Aujourd’hui, malgré le décès d'un nouvel enfant5, qui ne vécut que quelques mois, la famille G. a repris son calme et sa marche régulière.

Notes

1. Les époux G, ont eu le malheur de perdre leur fils Albert, avant que cette monographie ne fut terminée.

2. La Mutualité maternelle (civile et militaire) de Saint-Quentin verse 40 fr. à la naissance de chaque enfant dont la mère a payé depuis dix mois une cotisation mensuelle de 0 fr. 25. Cette Société mutuelle. très prospère autant que populaire, a, par ses multiples services d'hygiène sociale et ses inspectrices de premier ordre, réduit des deux tiers la mortalité infantile dans son champ d'action. Il est donc indispensable que les cœurs généreux aident toutes les travailleuses a s'y associer, afin de les voir bénéticier de ses précieux avantages.
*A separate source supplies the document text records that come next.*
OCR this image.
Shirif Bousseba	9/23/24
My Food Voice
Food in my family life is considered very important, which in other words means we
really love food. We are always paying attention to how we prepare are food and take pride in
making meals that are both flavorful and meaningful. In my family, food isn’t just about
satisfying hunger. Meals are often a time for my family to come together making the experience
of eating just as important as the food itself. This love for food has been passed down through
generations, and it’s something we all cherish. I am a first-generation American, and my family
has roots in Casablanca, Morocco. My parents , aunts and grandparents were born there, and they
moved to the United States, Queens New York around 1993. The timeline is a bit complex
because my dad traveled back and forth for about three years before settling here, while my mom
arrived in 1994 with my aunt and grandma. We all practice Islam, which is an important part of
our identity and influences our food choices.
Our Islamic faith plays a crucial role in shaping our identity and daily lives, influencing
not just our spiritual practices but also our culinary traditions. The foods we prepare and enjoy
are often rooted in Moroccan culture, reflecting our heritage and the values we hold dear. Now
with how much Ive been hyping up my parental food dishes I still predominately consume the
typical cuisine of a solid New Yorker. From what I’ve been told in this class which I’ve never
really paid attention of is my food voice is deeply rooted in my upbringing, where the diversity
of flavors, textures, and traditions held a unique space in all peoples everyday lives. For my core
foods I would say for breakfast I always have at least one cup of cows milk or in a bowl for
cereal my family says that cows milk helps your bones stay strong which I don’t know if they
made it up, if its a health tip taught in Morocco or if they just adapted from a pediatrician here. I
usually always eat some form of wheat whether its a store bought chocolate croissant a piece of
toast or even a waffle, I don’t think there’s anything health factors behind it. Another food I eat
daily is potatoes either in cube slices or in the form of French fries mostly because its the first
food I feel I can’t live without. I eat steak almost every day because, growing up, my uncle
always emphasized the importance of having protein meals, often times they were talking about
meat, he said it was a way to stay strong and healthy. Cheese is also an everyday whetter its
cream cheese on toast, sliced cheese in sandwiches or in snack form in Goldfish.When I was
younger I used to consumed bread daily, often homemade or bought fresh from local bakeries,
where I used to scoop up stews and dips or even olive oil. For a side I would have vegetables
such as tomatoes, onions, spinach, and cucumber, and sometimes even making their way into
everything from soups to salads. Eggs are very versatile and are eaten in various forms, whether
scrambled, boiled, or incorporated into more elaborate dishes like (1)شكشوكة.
3. Le « binage », dit encore le « démariage » des betteraves, consiste à enlever avec une binette l'excédent des jeunes betteraves et à ne laisser que les belles, bien venues, qui trouvent alors la place et la sève nécessaires.

4. Elles ont apporté de grandes difficultés à notre travail, pour lequel nous sommes obligées de réclamer un peu d'indulgence.

5. Henri, né Ie 18 février 1909, mort en septembre, même année.